Parmi les objectifs communément mis en avant, on trouve :
• la pureté de l'Église et sa réputation dans le monde
• la présentation des exigences justes de Dieu, en particulier aux jeunes chrétiens
• le redressement des pécheurs
• la défense des valeurs chrétiennes, face au relativisme ; ces objectifs reflètent une volonté de maintenir la justice de l'Église. La discipline ainsi pratiquée risque de renforcer chez les membres des attitudes de jugement à l'égard des pécheurs et de propre justice. Tout en reconnaissant l'importance de la pureté de l'Église et du redressement des pécheurs, l'auteur démontre que le Nouveau Testament met en avant d'autres objectifs, tels que l'assurance du pardon, la réconciliation, la victoire sur le péché et l'expérience commune de la liberté en Christ.
La réconciliation est au cœur de l'Évangile, et elle doit être le premier objectif, dans l'exercice de la discipline. Quel autre objectif pourrait-il être prioritaire, alors que Jésus est venu racheter des pécheurs ? La rupture d'une relation est pour Dieu une occasion de tristesse, et il ressent à l'égard des pécheurs ce que le berger ressent à cause d'une brebis perdue. La restauration de cette relation, en revanche, est un sujet de joie dans le ciel, de la même manière que la pièce, la brebis et le fils retrouvés donnent lieu chacun à une joyeuse célébration (Lc 15).
Nos Églises sont affaiblies par des conflits douloureux, et lorsque nous retenons dans notre cœur les vipères du ressentiment et de l'amertume, elles nous infligent de terribles morsures. Certaines personnes essaient d'oublier, sans pour autant trouver la guérison et recouvrent la relation brisée d'une chape de plomb. Une telle solution n'est jamais idéale. La réconciliation est infiniment préférable et le Seigneur nous en indique le chemin. Alors qu'on pourrait imaginer au contraire que la liberté est un des objectifs principaux de la discipline. La liberté ne consiste pas à faire tout ce que nous voulons, car cela nous rend esclaves et victimes de ce que nous haïssons. La liberté consiste à faire ce pour quoi nous avons été créés, et à le faire avec puissance et dans la joie. En tant que créatures de Dieu, nous avons été faits pour servir, aimer, apprécier et glorifier Dieu éternellement. La liberté a besoin de limites. La liberté des footballeurs, par exemple, n'augmente pas s'ils emmènent le ballon en dehors des limites du terrain. La discipline libère les individus : la grâce des danseurs de ballet, la technique des musiciens, et l'agilité des gymnastes sont toutes le produit de la discipline. Le péché asservit des communautés comme des individus. On peut "sentir" la chose : de petits détails de la vie d'Église nous sensibilisent à l'existence ou non de la liberté. Certains sujets de discussion sont-ils tabous ? Certaines formes d'expression de la joie ou de l'affection sont-elles mal vues ?

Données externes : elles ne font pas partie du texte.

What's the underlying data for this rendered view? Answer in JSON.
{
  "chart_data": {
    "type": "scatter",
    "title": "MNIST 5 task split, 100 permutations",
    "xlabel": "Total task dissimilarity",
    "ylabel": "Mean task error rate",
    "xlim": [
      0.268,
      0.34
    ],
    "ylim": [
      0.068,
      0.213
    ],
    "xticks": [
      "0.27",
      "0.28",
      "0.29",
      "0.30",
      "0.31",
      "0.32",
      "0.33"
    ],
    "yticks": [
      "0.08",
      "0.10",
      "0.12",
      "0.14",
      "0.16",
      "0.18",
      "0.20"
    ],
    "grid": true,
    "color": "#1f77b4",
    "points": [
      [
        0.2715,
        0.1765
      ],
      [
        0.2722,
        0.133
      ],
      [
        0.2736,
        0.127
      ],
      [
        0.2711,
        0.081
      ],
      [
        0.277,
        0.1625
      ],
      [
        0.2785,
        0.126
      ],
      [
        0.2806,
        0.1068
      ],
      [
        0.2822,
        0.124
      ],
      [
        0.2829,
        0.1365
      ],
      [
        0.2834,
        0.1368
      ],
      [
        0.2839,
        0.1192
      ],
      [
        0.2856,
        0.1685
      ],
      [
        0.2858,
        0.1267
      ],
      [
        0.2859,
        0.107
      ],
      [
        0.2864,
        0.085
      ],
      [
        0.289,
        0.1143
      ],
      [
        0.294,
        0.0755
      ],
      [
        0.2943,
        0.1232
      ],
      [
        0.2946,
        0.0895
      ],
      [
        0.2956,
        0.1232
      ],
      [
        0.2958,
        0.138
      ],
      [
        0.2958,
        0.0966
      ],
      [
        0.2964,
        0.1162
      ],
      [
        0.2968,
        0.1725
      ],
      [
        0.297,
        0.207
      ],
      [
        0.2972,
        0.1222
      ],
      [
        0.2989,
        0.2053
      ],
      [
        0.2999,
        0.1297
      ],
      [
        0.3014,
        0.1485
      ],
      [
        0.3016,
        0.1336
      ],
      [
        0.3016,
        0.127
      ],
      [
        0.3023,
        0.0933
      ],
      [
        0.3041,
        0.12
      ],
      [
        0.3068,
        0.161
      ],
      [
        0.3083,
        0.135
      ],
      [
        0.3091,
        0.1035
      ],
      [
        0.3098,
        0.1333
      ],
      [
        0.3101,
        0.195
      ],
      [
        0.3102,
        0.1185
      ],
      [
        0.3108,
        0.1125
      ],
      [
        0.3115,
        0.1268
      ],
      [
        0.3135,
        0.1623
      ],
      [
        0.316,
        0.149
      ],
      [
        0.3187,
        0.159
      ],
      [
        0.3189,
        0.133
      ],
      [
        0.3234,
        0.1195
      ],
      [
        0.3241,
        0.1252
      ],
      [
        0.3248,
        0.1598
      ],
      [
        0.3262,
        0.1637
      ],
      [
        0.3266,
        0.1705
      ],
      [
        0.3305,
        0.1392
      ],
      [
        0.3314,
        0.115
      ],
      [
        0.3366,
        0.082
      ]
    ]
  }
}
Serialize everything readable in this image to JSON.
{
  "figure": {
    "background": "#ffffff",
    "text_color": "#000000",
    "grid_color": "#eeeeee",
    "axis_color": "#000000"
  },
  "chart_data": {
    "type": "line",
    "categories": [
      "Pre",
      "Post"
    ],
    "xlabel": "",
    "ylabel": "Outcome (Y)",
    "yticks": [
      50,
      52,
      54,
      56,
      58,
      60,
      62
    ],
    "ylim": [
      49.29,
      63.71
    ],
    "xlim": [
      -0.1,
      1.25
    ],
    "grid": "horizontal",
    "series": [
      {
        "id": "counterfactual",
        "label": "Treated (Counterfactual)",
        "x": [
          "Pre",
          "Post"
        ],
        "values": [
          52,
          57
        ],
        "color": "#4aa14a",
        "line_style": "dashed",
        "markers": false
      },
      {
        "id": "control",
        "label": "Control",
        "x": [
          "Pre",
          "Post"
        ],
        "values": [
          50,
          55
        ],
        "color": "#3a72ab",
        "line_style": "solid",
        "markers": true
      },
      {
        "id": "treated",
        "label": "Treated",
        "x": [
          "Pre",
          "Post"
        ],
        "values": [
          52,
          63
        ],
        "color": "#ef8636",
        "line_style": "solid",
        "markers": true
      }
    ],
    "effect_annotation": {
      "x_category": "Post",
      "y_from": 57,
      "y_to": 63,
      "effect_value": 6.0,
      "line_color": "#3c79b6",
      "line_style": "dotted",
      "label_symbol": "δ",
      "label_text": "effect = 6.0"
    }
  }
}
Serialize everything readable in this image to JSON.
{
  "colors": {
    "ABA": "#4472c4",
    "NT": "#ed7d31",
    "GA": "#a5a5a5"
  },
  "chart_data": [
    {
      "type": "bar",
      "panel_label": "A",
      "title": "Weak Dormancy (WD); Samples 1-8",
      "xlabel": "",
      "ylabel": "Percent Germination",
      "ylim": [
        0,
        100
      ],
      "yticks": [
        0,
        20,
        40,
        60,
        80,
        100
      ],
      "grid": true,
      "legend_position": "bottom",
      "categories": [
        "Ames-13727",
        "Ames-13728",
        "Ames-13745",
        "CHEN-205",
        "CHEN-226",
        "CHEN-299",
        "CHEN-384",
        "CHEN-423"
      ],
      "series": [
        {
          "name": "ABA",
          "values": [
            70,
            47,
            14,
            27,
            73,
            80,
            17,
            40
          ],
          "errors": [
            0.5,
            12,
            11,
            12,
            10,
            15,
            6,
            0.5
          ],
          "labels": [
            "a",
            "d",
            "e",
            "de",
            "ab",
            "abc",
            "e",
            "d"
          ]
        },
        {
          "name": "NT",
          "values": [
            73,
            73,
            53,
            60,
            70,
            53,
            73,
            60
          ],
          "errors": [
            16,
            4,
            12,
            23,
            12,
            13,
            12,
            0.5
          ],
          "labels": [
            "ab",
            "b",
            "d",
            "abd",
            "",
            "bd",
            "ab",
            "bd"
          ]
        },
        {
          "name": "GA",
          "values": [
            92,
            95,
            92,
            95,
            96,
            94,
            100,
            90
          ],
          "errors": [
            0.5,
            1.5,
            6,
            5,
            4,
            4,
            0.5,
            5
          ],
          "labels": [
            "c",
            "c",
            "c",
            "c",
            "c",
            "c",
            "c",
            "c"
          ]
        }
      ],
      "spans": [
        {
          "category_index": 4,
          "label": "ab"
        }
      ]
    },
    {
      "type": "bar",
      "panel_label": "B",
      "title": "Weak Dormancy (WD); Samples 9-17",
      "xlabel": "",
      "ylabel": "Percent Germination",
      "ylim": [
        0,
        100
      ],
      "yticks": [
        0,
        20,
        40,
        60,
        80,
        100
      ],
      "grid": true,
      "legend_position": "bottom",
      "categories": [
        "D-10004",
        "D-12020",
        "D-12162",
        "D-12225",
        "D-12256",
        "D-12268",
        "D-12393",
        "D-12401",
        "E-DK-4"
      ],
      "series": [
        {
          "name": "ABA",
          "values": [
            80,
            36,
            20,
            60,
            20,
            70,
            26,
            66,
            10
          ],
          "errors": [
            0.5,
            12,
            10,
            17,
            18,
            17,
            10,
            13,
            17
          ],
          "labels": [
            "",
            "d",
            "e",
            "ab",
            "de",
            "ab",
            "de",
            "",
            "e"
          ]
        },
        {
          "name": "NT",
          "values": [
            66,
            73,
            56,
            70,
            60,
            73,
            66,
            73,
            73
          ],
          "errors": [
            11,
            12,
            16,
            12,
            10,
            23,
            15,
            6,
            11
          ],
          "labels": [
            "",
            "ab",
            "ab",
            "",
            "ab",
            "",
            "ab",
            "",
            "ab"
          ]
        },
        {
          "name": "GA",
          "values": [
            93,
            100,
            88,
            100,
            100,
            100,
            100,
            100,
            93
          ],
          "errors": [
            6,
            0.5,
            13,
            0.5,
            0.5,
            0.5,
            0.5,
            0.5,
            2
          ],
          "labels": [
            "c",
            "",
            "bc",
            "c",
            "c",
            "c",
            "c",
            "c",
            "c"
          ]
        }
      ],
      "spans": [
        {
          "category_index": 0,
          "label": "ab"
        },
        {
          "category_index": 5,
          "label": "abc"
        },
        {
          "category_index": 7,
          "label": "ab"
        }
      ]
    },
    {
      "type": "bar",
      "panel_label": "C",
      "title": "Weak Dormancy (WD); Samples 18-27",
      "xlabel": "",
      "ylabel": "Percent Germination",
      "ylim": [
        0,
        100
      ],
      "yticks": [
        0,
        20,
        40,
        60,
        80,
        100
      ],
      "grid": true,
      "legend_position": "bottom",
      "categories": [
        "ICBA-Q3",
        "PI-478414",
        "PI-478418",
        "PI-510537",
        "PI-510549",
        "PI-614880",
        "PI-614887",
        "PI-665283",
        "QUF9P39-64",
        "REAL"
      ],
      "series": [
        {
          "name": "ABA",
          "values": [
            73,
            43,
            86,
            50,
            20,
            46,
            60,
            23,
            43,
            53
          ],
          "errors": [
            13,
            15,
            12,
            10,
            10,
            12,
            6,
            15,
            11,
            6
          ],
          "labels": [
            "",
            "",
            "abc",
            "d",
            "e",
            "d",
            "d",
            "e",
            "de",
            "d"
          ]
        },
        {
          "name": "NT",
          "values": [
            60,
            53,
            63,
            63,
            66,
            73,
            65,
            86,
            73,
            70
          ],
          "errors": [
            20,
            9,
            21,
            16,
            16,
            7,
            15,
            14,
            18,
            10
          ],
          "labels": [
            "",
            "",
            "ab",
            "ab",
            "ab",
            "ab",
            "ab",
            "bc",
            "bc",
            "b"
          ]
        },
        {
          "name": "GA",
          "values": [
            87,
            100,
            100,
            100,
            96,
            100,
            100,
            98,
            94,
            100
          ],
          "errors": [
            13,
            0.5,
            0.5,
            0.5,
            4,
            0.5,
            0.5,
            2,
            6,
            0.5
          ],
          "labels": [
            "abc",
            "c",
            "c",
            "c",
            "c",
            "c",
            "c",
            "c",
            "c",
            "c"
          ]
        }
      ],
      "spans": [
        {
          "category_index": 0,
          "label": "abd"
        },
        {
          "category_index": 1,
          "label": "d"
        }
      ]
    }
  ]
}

Malheureusement, le plus souvent, la discipline ne réussit pas à supprimer le péché et à créer la liberté. La discipline mal exercée pousse les gens dans les ténèbres alors que si elle est bien exercée elle les conduit dans la lumière, car Christ est mort et ressuscité pour la liberté. Dans une Église où les responsables trouvent la manière d'aider les membres à se dégager du péché, sans les attacher de chaînes, la discipline crée la liberté. "Là où est l'Esprit du Seigneur, là est la liberté" (2 Co 3.17).
MATTHIEU 18
L'auteur nous fait remarquer que le texte clé des Évangiles sur la discipline suit de près la parabole de l'homme qui a laissé ses 99 brebis pour chercher celle qui était perdue. La réconciliation est donc centrale pour le texte. Le plus souvent dans notre lecture, nous passons à côté d'une leçon importante : nous pensons au malheur de celle qui est perdue et non pas à la peine du berger. Ce qui est perdu l'a été par quelqu'un... cela manque à son propriétaire. La parabole devrait s'intituler "le berger qui cherche"... (et qui se réjouit de trouver sa brebis).